With respect to the national consensus platforms of Belgium, Finland and Spain it was acknowledged that they did not yet meet all criteria at the present stage. However, it was concluded that they were likely to meet all criteria within the next 12 months. It was therefore suggested and agreed to admit these three platforms under the condition that compliance with the criteria would be reassessed within one year (temporary membership).

In addition, the Czech Republic, Denmark, Italy, Norway, Poland and Sweden that had all sent representatives, wanted to join ecopa as associate members. In each of these countries there are national consensus platforms currently being developed with the aim of meeting all criteria for full membership by the end of next year.

Prior to the foundation of ecopa, the draft statutes were thoroughly discussed taking all remarks into consideration that had been made by the national consensus platforms prior and during the workshop. The revised statutes will be reviewed by a lawyer to ensure compliance with the Belgian law for international non-profit organizations before submitting them to the platforms once more. Within the next six months the final statutes shall then be published in the Official Belgian Journal, which will mark the formal completion of the ecopa foundation process.

Furthermore the ecopa members took the initiative to establish two new working groups:
One group, headed by Mrs. K. Gabrielson (S) will focus on the issue of animal testing and the use of alternative methods with respect to the EC White Paper for a New EU Chemicals Policy.

The second group, headed by Dr.
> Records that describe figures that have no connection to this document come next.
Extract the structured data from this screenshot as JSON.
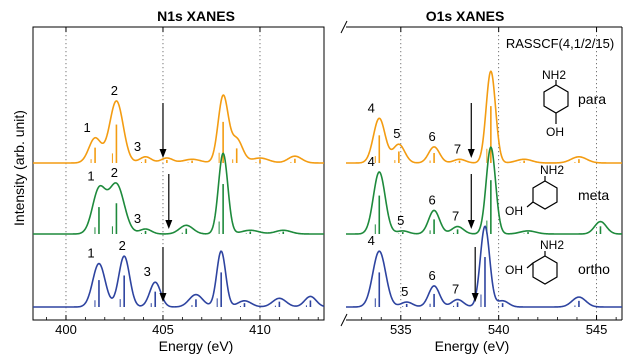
{
  "chart_data": [
    {
      "panel": "left",
      "type": "line",
      "title": "N1s XANES",
      "xlabel": "Energy (eV)",
      "ylabel": "Intensity (arb. unit)",
      "xlim": [
        398.3,
        413.3
      ],
      "xticks": [
        400,
        405,
        410
      ],
      "grid": "vertical dotted",
      "series": [
        {
          "name": "para",
          "color": "#f39c12",
          "peaks": [
            [
              401.5,
              0.4,
              0.32,
              "1"
            ],
            [
              402.6,
              1.0,
              0.35,
              "2"
            ],
            [
              404.1,
              0.1,
              0.3,
              "3"
            ],
            [
              405.2,
              0.08,
              0.3,
              ""
            ],
            [
              406.5,
              0.06,
              0.45,
              ""
            ],
            [
              408.1,
              1.07,
              0.26,
              ""
            ],
            [
              408.8,
              0.38,
              0.3,
              ""
            ],
            [
              410.0,
              0.08,
              0.45,
              ""
            ],
            [
              411.8,
              0.11,
              0.35,
              ""
            ]
          ],
          "arrow_x": 405.0
        },
        {
          "name": "meta",
          "color": "#1e8a3c",
          "peaks": [
            [
              401.7,
              0.7,
              0.34,
              "1"
            ],
            [
              402.6,
              0.8,
              0.4,
              "2"
            ],
            [
              404.1,
              0.08,
              0.3,
              "3"
            ],
            [
              406.2,
              0.14,
              0.35,
              ""
            ],
            [
              408.1,
              1.3,
              0.24,
              ""
            ],
            [
              409.5,
              0.06,
              0.45,
              ""
            ],
            [
              411.2,
              0.06,
              0.4,
              ""
            ]
          ],
          "arrow_x": 405.3
        },
        {
          "name": "ortho",
          "color": "#2e44a0",
          "peaks": [
            [
              401.7,
              0.7,
              0.32,
              "1"
            ],
            [
              403.0,
              0.82,
              0.28,
              "2"
            ],
            [
              404.6,
              0.4,
              0.28,
              "3"
            ],
            [
              406.7,
              0.2,
              0.35,
              ""
            ],
            [
              408.0,
              0.9,
              0.23,
              ""
            ],
            [
              409.2,
              0.1,
              0.35,
              ""
            ],
            [
              411.0,
              0.14,
              0.35,
              ""
            ],
            [
              412.6,
              0.17,
              0.3,
              ""
            ]
          ],
          "arrow_x": 405.0
        }
      ]
    },
    {
      "panel": "right",
      "type": "line",
      "title": "O1s XANES",
      "xlabel": "Energy (eV)",
      "annotation": "RASSCF(4,1/2/15)",
      "xlim": [
        532.2,
        546.3
      ],
      "xticks": [
        535,
        540,
        545
      ],
      "grid": "vertical dotted",
      "series": [
        {
          "name": "para",
          "color": "#f39c12",
          "peaks": [
            [
              533.9,
              0.72,
              0.3,
              "4"
            ],
            [
              534.9,
              0.3,
              0.3,
              "5"
            ],
            [
              536.7,
              0.26,
              0.28,
              "6"
            ],
            [
              538.0,
              0.06,
              0.3,
              "7"
            ],
            [
              539.6,
              1.48,
              0.24,
              ""
            ],
            [
              541.3,
              0.06,
              0.4,
              ""
            ],
            [
              544.1,
              0.1,
              0.4,
              ""
            ]
          ],
          "arrow_x": 538.6
        },
        {
          "name": "meta",
          "color": "#1e8a3c",
          "peaks": [
            [
              533.9,
              1.0,
              0.3,
              "4"
            ],
            [
              535.1,
              0.05,
              0.3,
              "5"
            ],
            [
              536.7,
              0.38,
              0.28,
              "6"
            ],
            [
              537.9,
              0.12,
              0.3,
              "7"
            ],
            [
              539.6,
              1.4,
              0.24,
              ""
            ],
            [
              541.5,
              0.05,
              0.4,
              ""
            ],
            [
              545.2,
              0.2,
              0.3,
              ""
            ]
          ],
          "arrow_x": 538.6
        },
        {
          "name": "ortho",
          "color": "#2e44a0",
          "peaks": [
            [
              533.9,
              0.9,
              0.33,
              "4"
            ],
            [
              535.3,
              0.08,
              0.3,
              "5"
            ],
            [
              536.7,
              0.34,
              0.28,
              "6"
            ],
            [
              537.9,
              0.12,
              0.3,
              "7"
            ],
            [
              539.3,
              1.3,
              0.24,
              ""
            ],
            [
              540.2,
              0.1,
              0.3,
              ""
            ],
            [
              544.1,
              0.16,
              0.35,
              ""
            ]
          ],
          "arrow_x": 538.8
        }
      ]
    }
  ],
  "molecules": [
    {
      "label": "para",
      "substituents": [
        "NH2",
        "OH"
      ]
    },
    {
      "label": "meta",
      "substituents": [
        "NH2",
        "OH"
      ]
    },
    {
      "label": "ortho",
      "substituents": [
        "NH2",
        "OH"
      ]
    }
  ]
}
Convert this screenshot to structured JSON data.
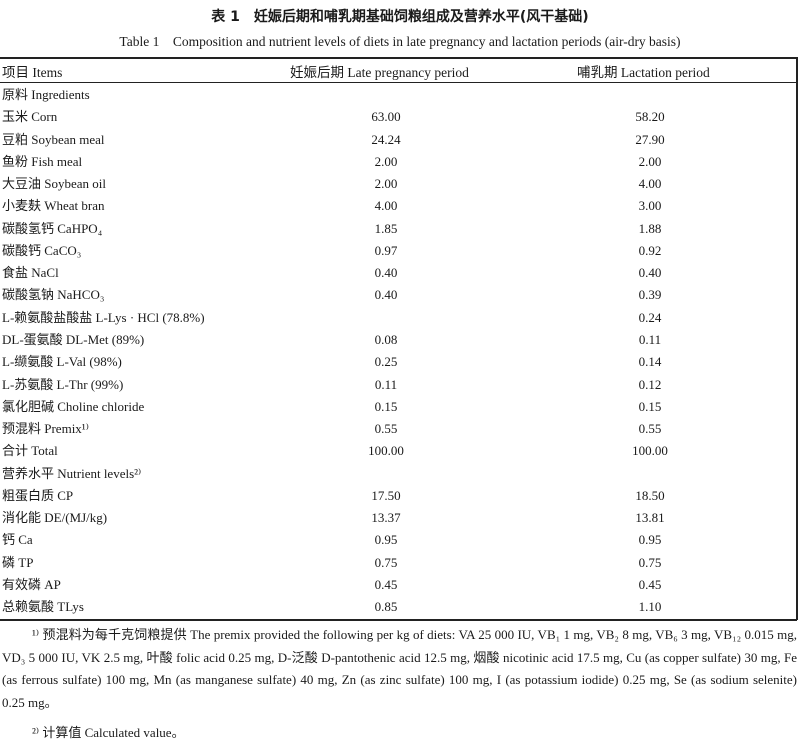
{
  "title_cn": "表 1　妊娠后期和哺乳期基础饲粮组成及营养水平(风干基础)",
  "title_en": "Table 1　Composition and nutrient levels of diets in late pregnancy and lactation periods (air-dry basis)",
  "headers": [
    "项目 Items",
    "妊娠后期 Late pregnancy period",
    "哺乳期 Lactation period"
  ],
  "rows": [
    {
      "label": "原料 Ingredients",
      "late": "",
      "lact": ""
    },
    {
      "label": "玉米 Corn",
      "late": "63.00",
      "lact": "58.20"
    },
    {
      "label": "豆粕 Soybean meal",
      "late": "24.24",
      "lact": "27.90"
    },
    {
      "label": "鱼粉 Fish meal",
      "late": "2.00",
      "lact": "2.00"
    },
    {
      "label": "大豆油 Soybean oil",
      "late": "2.00",
      "lact": "4.00"
    },
    {
      "label": "小麦麸 Wheat bran",
      "late": "4.00",
      "lact": "3.00"
    },
    {
      "label": "碳酸氢钙 CaHPO₄",
      "late": "1.85",
      "lact": "1.88"
    },
    {
      "label": "碳酸钙 CaCO₃",
      "late": "0.97",
      "lact": "0.92"
    },
    {
      "label": "食盐 NaCl",
      "late": "0.40",
      "lact": "0.40"
    },
    {
      "label": "碳酸氢钠 NaHCO₃",
      "late": "0.40",
      "lact": "0.39"
    },
    {
      "label": "L-赖氨酸盐酸盐 L-Lys · HCl (78.8%)",
      "late": "",
      "lact": "0.24"
    },
    {
      "label": "DL-蛋氨酸 DL-Met (89%)",
      "late": "0.08",
      "lact": "0.11"
    },
    {
      "label": "L-缬氨酸 L-Val (98%)",
      "late": "0.25",
      "lact": "0.14"
    },
    {
      "label": "L-苏氨酸 L-Thr (99%)",
      "late": "0.11",
      "lact": "0.12"
    },
    {
      "label": "氯化胆碱 Choline chloride",
      "late": "0.15",
      "lact": "0.15"
    },
    {
      "label": "预混料 Premix¹⁾",
      "late": "0.55",
      "lact": "0.55"
    },
    {
      "label": "合计 Total",
      "late": "100.00",
      "lact": "100.00"
    },
    {
      "label": "营养水平 Nutrient levels²⁾",
      "late": "",
      "lact": ""
    },
    {
      "label": "粗蛋白质 CP",
      "late": "17.50",
      "lact": "18.50"
    },
    {
      "label": "消化能 DE/(MJ/kg)",
      "late": "13.37",
      "lact": "13.81"
    },
    {
      "label": "钙 Ca",
      "late": "0.95",
      "lact": "0.95"
    },
    {
      "label": "磷 TP",
      "late": "0.75",
      "lact": "0.75"
    },
    {
      "label": "有效磷 AP",
      "late": "0.45",
      "lact": "0.45"
    },
    {
      "label": "总赖氨酸 TLys",
      "late": "0.85",
      "lact": "1.10"
    }
  ],
  "notes": {
    "note1": "¹⁾ 预混料为每千克饲粮提供 The premix provided the following per kg of diets: VA 25 000 IU, VB₁ 1 mg, VB₂ 8 mg, VB₆ 3 mg, VB₁₂ 0.015 mg, VD₃ 5 000 IU, VK 2.5 mg, 叶酸 folic acid 0.25 mg, D-泛酸 D-pantothenic acid 12.5 mg, 烟酸 nicotinic acid 17.5 mg, Cu (as copper sulfate) 30 mg, Fe (as ferrous sulfate) 100 mg, Mn (as manganese sulfate) 40 mg, Zn (as zinc sulfate) 100 mg, I (as potassium iodide) 0.25 mg, Se (as sodium selenite) 0.25 mg。",
    "note2": "²⁾ 计算值 Calculated value。"
  }
}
Jan van der Valk (NL) and assisted by Prof. A. Smith (N) will concentrate on developing information and education programmes on alternative methods such as a lecture for university students as well as contributing to the ecopa website (http://ecopa.vub.ac.be) as a main source of information on alternative methods.

In addition, the already existing working group will continue its work with respect to the statutes as well as step up its efforts to get an explicit notion for the promotion and funding (!) of developing alternative methods to be included in the 6th EU Framework Programme.